What do we know about Derrida’s core beliefs? We know he disliked structure and order and linearity — he liked to “play,” to subvert and divert. We know he wanted to devise a way to undermine the “center” of systems, or the glue that is paradoxically both an element within a system and an element beyond it. (Good example: God. Center of the universe but greater than the universe simultaneously.) We know he believed all structure is created — that no structure is an automatic, pre-existing, natural truth — and that he considered standard fusty Western philosophy so blind to this fact he used the word “rupture” to describe the moment it realized its own myopia.
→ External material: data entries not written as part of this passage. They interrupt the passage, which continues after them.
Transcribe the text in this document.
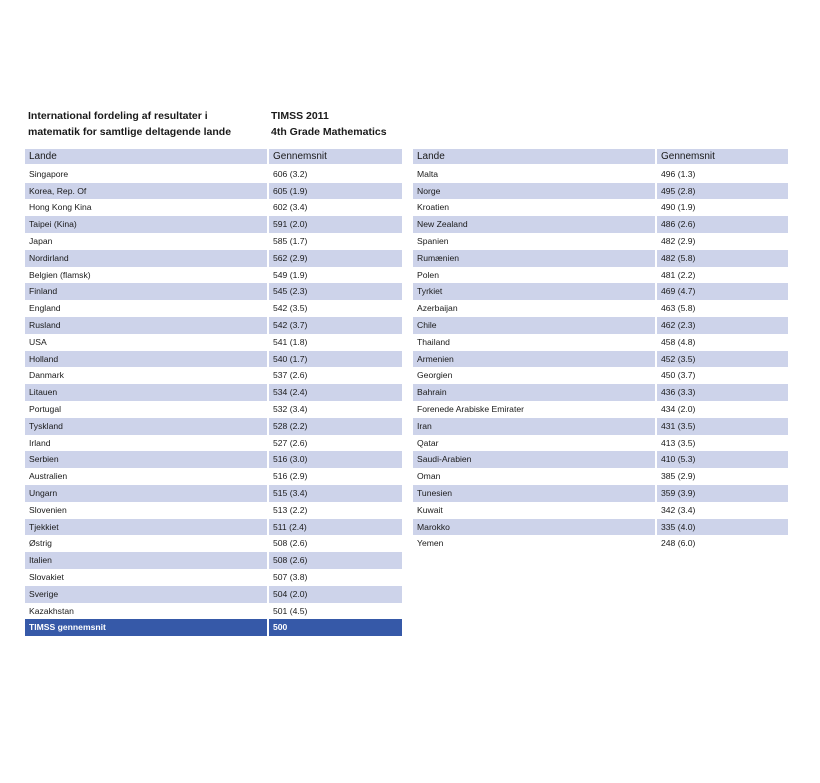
International fordeling af resultater i
matematik for samtlige deltagende lande
TIMSS 2011
4th Grade Mathematics
Lande	Gennemsnit
Singapore	606 (3.2)
Korea, Rep. Of	605 (1.9)
Hong Kong Kina	602 (3.4)
Taipei (Kina)	591 (2.0)
Japan	585 (1.7)
Nordirland	562 (2.9)
Belgien (flamsk)	549 (1.9)
Finland	545 (2.3)
England	542 (3.5)
Rusland	542 (3.7)
USA	541 (1.8)
Holland	540 (1.7)
Danmark	537 (2.6)
Litauen	534 (2.4)
Portugal	532 (3.4)
Tyskland	528 (2.2)
Irland	527 (2.6)
Serbien	516 (3.0)
Australien	516 (2.9)
Ungarn	515 (3.4)
Slovenien	513 (2.2)
Tjekkiet	511 (2.4)
Østrig	508 (2.6)
Italien	508 (2.6)
Slovakiet	507 (3.8)
Sverige	504 (2.0)
Kazakhstan	501 (4.5)
TIMSS gennemsnit	500
Lande	Gennemsnit
Malta	496 (1.3)
Norge	495 (2.8)
Kroatien	490 (1.9)
New Zealand	486 (2.6)
Spanien	482 (2.9)
Rumænien	482 (5.8)
Polen	481 (2.2)
Tyrkiet	469 (4.7)
Azerbaijan	463 (5.8)
Chile	462 (2.3)
Thailand	458 (4.8)
Armenien	452 (3.5)
Georgien	450 (3.7)
Bahrain	436 (3.3)
Forenede Arabiske Emirater	434 (2.0)
Iran	431 (3.5)
Qatar	413 (3.5)
Saudi-Arabien	410 (5.3)
Oman	385 (2.9)
Tunesien	359 (3.9)
Kuwait	342 (3.4)
Marokko	335 (4.0)
Yemen	248 (6.0)
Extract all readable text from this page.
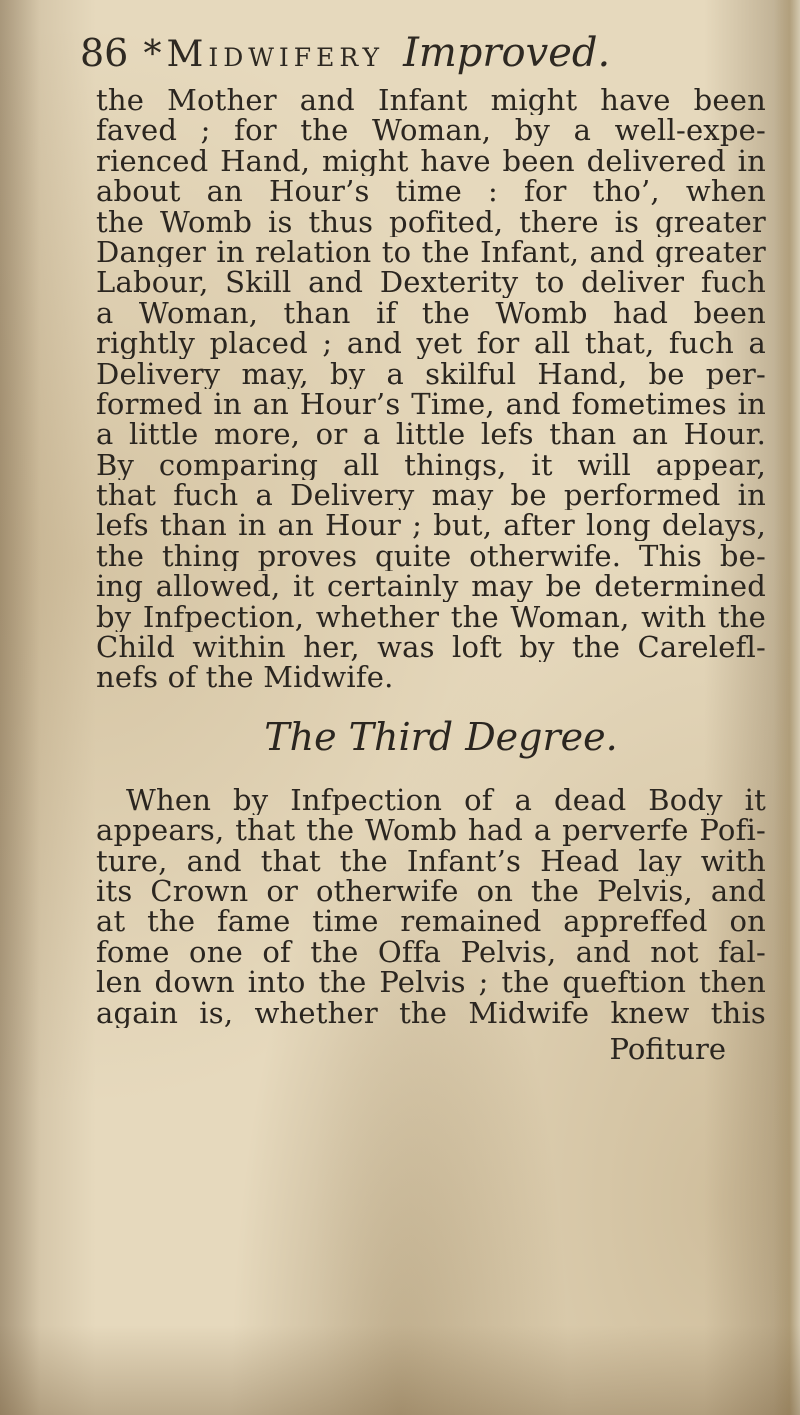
86 *Midwifery Improved.
the Mother and Infant might have been
faved ; for the Woman, by a well-expe-
rienced Hand, might have been delivered in
about an Hour’s time : for tho’, when
the Womb is thus pofited, there is greater
Danger in relation to the Infant, and greater
Labour, Skill and Dexterity to deliver fuch
a Woman, than if the Womb had been
rightly placed ; and yet for all that, fuch a
Delivery may, by a skilful Hand, be per-
formed in an Hour’s Time, and fometimes in
a little more, or a little lefs than an Hour.
By comparing all things, it will appear,
that fuch a Delivery may be performed in
lefs than in an Hour ; but, after long delays,
the thing proves quite otherwife. This be-
ing allowed, it certainly may be determined
by Infpection, whether the Woman, with the
Child within her, was loft by the Carelefl-
nefs of the Midwife.
The Third Degree.
When by Infpection of a dead Body it
appears, that the Womb had a perverfe Pofi-
ture, and that the Infant’s Head lay with
its Crown or otherwife on the Pelvis, and
at the fame time remained appreffed on
fome one of the Offa Pelvis, and not fal-
len down into the Pelvis ; the queftion then
again is, whether the Midwife knew this
Pofiture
And we know that, as expressed in Of Grammatology, he believed the existence of different cultural writing systems (and thereby speaking systems, I’ll extrapolate) is natural and wonderful, and to denounce an extracultural system for being different is to denounce the system’s humanity.
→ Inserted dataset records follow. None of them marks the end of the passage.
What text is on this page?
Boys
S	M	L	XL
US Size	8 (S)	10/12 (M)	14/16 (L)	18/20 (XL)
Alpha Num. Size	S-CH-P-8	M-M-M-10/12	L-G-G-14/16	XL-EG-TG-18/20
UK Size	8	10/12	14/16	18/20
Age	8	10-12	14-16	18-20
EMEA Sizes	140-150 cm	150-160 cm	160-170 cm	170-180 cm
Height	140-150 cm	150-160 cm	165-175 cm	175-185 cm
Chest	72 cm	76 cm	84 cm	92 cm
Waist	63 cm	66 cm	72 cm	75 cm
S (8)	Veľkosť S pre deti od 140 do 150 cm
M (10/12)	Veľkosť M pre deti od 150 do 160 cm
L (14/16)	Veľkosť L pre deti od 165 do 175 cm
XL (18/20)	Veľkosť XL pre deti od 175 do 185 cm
CliffsNotes of my thought process: Derrida would stand up for Ebonics, or “African American Vernacular English,” because he liked to challenge and decentralize, and there is no greater thorn in the side of Standard English purists than phraseology that willfully, even gleefully disobeys the rules. Grammar both is structure and gives structure — it’s the central element both within a language and external to it. For a maestro of play like Derrida, Ebonics would be rebellious and fun. Or, in other words, it would be the stuff of bricoleurs.
Any idiomatic dialect could prove my point, of course — I’m looking at the wiki for North American English dialects, for example, and some eye-popping stand-outs are “Yooper,” “Baltimorese” and “Pennsylvania Dutchified English.” But a theory’s always more fun when the pith is polarizing. “I could never get a clue as to how it was done,” Billingsley later said of her Airplane! stint. “Like Pig Latin? You can figure that one out. … Couldn’t figure out jive.”